Today, most major museums not only acknowledge they have fakes in their permanent collections, they celebrate them. A recent show of known fakes at London’s Victoria and Albert Museum was held over due to popular demand, while a similar show is currently on view at London’s National Gallery, suggesting the “art” of forgery is starting to be taken seriously. After all, for almost as long as artists have been making art, others have been copying them. Renaissance artists employed assistants who did much of the actual work on their paintings and sculptures; Dalí signed blank canvases; both Picasso and Corot would sign forgeries they thought had sufficient merit. Other times, work that was never intended to be mistaken for the real thing (such as splatter paintings “in the style of” Jackson Pollock used by interior decorators) find their way into the market—and are assumed to be lost masterpieces. And plenty of works are straightforward forgeries, intended to deceive collectors’ eyes and pocketbooks.

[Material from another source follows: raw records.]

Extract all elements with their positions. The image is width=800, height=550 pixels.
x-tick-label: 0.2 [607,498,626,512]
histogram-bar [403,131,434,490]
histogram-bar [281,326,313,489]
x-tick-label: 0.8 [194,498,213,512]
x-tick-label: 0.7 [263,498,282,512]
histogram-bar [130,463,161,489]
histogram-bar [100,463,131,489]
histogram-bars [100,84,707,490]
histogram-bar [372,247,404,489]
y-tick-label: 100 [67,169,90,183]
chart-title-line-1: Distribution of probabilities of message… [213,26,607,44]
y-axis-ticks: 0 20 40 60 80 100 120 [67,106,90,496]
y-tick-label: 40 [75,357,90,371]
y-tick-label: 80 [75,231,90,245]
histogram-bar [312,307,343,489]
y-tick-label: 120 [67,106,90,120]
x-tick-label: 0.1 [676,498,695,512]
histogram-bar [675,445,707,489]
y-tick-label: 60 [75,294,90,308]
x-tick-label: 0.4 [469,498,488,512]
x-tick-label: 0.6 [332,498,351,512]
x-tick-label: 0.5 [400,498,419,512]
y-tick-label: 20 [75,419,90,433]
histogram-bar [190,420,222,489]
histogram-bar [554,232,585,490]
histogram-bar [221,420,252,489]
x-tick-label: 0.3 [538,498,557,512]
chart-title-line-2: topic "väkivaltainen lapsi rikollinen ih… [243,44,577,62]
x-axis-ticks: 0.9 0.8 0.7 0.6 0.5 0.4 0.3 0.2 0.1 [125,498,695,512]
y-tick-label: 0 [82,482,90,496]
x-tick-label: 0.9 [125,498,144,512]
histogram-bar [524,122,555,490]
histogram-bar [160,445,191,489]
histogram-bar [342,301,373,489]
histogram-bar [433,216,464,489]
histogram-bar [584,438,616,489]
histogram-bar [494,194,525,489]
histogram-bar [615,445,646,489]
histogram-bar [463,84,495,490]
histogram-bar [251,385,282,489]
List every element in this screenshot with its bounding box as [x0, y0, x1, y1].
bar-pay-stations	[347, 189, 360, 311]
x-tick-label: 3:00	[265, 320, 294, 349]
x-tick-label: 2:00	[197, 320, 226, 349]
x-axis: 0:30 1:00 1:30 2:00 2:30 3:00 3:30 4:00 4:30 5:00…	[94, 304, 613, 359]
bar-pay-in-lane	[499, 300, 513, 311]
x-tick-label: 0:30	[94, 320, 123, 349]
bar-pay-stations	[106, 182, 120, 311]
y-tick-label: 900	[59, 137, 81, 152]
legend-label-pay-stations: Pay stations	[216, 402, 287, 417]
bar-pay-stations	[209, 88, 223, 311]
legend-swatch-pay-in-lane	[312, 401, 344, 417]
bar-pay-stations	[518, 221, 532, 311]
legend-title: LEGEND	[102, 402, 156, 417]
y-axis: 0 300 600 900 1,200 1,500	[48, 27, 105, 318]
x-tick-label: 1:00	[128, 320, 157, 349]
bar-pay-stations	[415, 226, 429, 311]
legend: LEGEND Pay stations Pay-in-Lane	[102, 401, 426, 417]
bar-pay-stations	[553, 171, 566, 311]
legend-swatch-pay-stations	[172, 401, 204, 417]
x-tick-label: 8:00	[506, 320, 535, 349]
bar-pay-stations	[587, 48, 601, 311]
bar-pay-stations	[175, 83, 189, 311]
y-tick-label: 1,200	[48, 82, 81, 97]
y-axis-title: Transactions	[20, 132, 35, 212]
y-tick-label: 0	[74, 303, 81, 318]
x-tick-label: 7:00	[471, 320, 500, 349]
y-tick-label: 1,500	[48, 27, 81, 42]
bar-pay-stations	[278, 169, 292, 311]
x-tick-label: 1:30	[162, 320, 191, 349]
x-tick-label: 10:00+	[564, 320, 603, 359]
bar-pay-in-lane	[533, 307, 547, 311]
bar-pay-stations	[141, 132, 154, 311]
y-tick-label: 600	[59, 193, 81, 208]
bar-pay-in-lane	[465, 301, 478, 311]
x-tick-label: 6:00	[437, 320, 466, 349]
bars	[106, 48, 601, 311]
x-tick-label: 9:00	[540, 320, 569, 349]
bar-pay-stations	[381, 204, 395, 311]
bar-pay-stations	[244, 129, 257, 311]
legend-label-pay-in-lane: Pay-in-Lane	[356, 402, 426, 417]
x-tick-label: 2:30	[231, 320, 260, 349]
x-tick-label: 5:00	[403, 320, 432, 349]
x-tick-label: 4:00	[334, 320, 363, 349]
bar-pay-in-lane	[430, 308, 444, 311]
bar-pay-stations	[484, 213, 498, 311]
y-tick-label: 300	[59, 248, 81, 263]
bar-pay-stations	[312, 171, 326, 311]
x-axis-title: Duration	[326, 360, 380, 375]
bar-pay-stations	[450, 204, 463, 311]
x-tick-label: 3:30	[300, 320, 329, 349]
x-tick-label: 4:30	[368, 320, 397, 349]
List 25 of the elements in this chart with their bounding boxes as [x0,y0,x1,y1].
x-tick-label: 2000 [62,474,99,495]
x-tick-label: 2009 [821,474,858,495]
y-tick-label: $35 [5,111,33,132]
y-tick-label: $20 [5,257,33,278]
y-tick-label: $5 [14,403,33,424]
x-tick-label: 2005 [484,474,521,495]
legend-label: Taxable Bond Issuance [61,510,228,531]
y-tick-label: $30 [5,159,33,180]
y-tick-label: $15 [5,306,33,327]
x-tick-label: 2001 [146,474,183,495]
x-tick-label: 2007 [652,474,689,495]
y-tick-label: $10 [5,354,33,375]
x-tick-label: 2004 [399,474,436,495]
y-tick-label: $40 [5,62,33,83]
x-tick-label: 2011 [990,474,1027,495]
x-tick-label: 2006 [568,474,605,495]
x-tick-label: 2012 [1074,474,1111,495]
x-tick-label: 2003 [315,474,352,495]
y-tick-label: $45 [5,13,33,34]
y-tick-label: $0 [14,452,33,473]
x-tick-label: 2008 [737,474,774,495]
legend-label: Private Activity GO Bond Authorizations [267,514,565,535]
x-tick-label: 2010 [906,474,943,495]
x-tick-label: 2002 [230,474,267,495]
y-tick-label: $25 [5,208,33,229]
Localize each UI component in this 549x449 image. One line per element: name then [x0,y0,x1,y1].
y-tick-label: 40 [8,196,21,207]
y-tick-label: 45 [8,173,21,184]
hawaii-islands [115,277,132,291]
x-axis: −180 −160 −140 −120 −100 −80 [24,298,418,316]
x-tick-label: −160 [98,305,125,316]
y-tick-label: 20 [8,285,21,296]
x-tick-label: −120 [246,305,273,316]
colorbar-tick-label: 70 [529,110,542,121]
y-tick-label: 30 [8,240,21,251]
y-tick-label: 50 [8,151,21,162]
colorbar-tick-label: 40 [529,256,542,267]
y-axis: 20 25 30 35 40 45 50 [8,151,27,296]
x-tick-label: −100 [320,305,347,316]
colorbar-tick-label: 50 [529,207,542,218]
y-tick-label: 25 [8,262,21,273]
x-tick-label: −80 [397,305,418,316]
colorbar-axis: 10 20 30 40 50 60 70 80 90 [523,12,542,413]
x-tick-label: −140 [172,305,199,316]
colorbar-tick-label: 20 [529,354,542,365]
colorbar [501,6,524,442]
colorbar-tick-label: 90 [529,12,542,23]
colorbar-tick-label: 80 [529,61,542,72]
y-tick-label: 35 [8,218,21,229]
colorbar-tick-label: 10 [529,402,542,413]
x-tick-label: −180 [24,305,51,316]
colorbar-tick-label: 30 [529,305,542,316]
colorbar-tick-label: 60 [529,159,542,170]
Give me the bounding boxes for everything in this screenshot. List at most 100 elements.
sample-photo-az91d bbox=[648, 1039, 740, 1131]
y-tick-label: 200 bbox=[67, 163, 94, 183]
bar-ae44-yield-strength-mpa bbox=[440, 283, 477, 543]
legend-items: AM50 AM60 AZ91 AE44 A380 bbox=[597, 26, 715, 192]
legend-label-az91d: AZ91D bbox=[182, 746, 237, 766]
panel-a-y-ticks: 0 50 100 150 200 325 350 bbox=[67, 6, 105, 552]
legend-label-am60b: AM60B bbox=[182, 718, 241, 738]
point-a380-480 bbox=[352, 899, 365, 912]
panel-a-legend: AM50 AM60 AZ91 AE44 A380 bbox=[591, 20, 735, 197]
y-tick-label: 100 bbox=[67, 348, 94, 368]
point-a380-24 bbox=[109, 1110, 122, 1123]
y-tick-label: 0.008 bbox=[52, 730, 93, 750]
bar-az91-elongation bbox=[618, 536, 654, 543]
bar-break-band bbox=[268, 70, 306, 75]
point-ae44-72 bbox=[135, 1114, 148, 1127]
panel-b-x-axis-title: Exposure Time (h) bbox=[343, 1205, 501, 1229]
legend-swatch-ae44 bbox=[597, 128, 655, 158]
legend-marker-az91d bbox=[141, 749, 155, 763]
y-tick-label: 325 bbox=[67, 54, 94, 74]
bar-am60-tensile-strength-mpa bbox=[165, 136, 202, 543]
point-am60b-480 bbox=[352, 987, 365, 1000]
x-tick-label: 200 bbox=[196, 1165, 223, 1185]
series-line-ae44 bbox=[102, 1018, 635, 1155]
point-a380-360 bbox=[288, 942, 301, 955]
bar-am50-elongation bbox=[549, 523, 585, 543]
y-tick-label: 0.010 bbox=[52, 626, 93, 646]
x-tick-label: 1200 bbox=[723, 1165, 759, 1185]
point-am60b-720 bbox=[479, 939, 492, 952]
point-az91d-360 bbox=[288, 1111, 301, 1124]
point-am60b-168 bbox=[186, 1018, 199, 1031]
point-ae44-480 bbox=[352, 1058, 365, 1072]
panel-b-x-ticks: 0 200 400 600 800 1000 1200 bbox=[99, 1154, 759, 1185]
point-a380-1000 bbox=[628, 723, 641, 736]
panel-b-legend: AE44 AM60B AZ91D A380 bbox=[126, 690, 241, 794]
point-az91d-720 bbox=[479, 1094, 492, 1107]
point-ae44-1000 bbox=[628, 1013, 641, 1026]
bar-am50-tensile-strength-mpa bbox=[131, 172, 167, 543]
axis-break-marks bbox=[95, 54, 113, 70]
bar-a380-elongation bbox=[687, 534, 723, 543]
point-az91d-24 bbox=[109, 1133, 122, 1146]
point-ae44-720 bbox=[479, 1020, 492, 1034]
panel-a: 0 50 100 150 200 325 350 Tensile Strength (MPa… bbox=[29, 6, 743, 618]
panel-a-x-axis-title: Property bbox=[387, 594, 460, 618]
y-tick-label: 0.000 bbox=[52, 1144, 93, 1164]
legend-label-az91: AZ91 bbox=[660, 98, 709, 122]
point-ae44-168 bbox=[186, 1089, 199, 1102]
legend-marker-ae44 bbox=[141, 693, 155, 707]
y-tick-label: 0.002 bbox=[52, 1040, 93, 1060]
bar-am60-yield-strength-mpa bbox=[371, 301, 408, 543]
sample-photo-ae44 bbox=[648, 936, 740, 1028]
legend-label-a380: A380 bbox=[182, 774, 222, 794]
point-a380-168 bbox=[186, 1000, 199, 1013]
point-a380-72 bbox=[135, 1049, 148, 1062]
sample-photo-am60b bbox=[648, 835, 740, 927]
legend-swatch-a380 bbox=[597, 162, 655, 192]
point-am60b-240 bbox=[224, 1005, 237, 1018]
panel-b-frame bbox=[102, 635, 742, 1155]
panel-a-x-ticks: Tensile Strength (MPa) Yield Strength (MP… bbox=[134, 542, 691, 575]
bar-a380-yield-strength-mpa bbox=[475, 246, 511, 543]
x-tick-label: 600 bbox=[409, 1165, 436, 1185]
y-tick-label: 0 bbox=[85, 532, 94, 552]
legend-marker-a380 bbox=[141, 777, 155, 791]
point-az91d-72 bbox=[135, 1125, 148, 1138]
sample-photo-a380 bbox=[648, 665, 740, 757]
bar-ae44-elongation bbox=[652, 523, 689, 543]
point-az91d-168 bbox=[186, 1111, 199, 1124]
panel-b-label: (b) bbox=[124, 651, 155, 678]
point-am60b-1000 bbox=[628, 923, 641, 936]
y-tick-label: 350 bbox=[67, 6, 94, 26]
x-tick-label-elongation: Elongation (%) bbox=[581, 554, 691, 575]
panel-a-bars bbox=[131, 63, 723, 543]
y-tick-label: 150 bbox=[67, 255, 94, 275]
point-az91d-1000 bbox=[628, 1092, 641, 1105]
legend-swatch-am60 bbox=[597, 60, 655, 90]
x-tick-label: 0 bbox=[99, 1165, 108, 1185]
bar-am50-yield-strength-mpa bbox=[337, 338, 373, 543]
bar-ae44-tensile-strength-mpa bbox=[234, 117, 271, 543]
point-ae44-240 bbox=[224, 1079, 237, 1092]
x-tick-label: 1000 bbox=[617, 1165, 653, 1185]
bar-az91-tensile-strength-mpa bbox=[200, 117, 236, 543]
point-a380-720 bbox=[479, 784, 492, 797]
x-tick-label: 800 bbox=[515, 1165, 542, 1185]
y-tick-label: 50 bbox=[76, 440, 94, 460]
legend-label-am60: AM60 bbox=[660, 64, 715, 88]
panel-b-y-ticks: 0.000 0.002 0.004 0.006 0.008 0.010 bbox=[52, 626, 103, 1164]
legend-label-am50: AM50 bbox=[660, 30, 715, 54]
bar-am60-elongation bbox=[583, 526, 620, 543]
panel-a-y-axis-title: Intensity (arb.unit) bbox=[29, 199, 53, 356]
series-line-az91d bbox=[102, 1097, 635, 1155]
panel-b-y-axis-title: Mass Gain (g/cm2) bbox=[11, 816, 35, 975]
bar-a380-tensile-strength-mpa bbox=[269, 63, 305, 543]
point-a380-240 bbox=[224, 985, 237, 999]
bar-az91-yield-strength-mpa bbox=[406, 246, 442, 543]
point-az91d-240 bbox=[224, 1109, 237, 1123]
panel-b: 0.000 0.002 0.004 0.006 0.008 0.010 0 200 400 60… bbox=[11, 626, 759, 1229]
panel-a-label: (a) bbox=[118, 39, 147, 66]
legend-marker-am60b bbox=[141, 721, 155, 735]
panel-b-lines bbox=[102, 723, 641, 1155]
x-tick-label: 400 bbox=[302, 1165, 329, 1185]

Just in July, a box of glass negatives bought for $45 at a garage sale was attributed to Ansel Adams and valued at $200 million. Adams’s family, along with several dealers, immediately denounced the negatives as fakes, and now the trust that controls the rights to the photographer’s work is suing to block their sale. As with the disputed Kahlos, the Adams case is fast becoming as much about who knew the artist best as it is about the art itself.

But how, then, to explain the experience of people who have been profoundly moved by works later discovered to be fakes? In The Man Who Made Vermeers, about the forger Han van Meegeren, Jonathan Lopez writes, “Although the best forgeries may mimic the style of a long-dead artist, they tend to reflect the tastes and attitudes of their own period. Most people can’t perceive this: they respond intuitively to that which seems familiar and comprehensible in an artwork, even one presumed to be centuries old.” People who know Kahlo’s story may look for confirmation of it in her art; what they respond to is not a glimpse of the artist, but a glimpse of themselves.